È l'unica arma per restare nella storia dopo i troppi campionati persi per colpa di ingaggi sbagliati in team e annate infelici. Ma ancora più “bruciato” di lui c'è il promettente tedesco Wehrlein, arrabbiato nero per essere stato sbarcato nonostante risultati migliori dei suoi compagni di squadra: gli resta però il contentino di essere riserva ufficiale Mercedes e di tornare comunque al suo Dtm con una macchina capace di vincere. Per il resto nessun team si è distinto per scelte azzardate: Toro Rosso è quello che ha rinnovato di più confermando Gasly e Hartley (la Nuova Zelanda non è solita a dare natali ai piloti di vertice), mentre l'ingaggio di Sirotkin al posto di Massa dimostra quanto la Williams non sia più la scuderia indipendente di una volta, perché dieci o vent'anni fa non avrebbero illuso e poi deluso mezzo mondo con l'ipotesi di riportare a correre Kubica che, tuttavia, almeno resta come terzo nome. Tricolore nemmeno l'ombra, o almeno, l'unico candidato valido come noto non siede da titolare: Giovinazzi resta infatti a disposizione di Ferrari e di Alfa Romeo Sauber, ma è evidente che per tanti sia moralmente inaccettabile che non abbia potuto trovare un rifugio sicuro nel team italo svizzero.

L'alternanza fra buone e cattive notizie c'è anche sul fronte piste: si è persa per sempre la Malesia, un tracciato tecnicamente molto buono anche se odiato in Italia a causa dell’incidente letale di Simoncelli. E si è chiusa ogni trattativa con Zandvoort, circuito olandese che poteva essere inserito in un'ottica di valorizzazione dei tracciati storici.

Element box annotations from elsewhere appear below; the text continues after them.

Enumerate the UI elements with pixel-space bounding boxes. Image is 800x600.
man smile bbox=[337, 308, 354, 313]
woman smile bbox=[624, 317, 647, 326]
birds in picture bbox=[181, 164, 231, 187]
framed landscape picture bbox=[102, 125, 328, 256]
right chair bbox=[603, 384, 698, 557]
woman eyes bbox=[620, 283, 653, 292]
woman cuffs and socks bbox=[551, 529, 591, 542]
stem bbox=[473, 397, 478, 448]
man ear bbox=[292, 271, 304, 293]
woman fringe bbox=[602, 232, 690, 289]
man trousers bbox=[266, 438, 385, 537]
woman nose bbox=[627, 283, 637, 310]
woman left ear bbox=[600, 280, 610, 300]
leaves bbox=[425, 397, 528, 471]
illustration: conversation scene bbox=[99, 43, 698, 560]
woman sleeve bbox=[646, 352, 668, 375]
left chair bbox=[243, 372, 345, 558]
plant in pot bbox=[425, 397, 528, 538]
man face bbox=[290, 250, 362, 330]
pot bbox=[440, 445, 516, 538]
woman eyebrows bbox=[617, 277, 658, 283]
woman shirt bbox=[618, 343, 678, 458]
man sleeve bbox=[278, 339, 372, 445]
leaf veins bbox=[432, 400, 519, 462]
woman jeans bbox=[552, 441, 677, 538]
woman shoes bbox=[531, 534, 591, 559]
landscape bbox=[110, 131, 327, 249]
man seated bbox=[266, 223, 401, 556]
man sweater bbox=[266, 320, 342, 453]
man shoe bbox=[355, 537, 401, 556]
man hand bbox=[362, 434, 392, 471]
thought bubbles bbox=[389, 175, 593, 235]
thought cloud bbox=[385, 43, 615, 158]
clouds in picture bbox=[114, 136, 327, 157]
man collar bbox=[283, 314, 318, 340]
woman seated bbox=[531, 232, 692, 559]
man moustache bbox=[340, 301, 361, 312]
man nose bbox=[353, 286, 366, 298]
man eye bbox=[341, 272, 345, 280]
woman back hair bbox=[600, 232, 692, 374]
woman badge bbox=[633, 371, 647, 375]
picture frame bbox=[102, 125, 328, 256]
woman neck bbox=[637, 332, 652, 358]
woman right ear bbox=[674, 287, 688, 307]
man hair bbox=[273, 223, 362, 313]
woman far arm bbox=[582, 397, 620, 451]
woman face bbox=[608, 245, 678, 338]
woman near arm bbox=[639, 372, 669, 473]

D'altro canto, per fortun,a è tornata dopo anni di ingiustificata assenza la Francia, al piccolo ma lussuosissimo Paul Ricard, e rientra anche il Grosser Preis tedesco, ovviamente a Hockhenheim.

Meno male che a dare un po' più di sale alle piste troppo “moderne” ci penserà la rinnovata disciplina delle zone Drs: Charlie Whiting è entusiasta di aver concesso un'altra zona al primo Gran Premio, in Australia, fra l'uscita della curva 12 e l'ingresso della 13, portando a tre le zone in anteprima (e a quota record) rispetto al resto del calendario. Una misura necessaria perchè Pirelli ricorda che nel 2017 il calo di sorpassi si è attestato a un preoccupante valore del 47% rispetto all'anno precedente, a causa principalmente del grande incremento di downforce delle monoposto.

Anche sul fronte tv si sprecano gli alti e i bassi. In Italia si sono perse del tutto le dirette Rai, ad eccezione di Monza: per il resto Sky ha concesso solo quattro gare in diretta e in chiaro su TV8, con le altre in differita a diverse ore di distanza. D'altra parte il trend nel resto del mondo della Formula 1 è già in prevalenza orientato alle pay tv, ma la vera novità sarebbe un'altra: c'era l'intenzione di lanciare la propria piattaforma F1 Tv Pro già dall'inizio del 2018, che verrà invece dilazionata nel tempo di qualche tempo per consentire una fase di beta testing. C'è da scommettere che offrirà contenuti esclusivi e interattivi tali che nell'arco di pochi anni soppianterà buona parte dei canali televisivi e indurrà gli appassionati più accaniti a versare l'obolo di circa 100 dollari direttamente all'organizzatore. Questa strategia è già ben nota e applicata negli Stati Uniti dalle leghe degli sport maggiori, ma non è detto che a livello internazionale sia in grado di essere compresa e apprezzata nel breve o medio termine.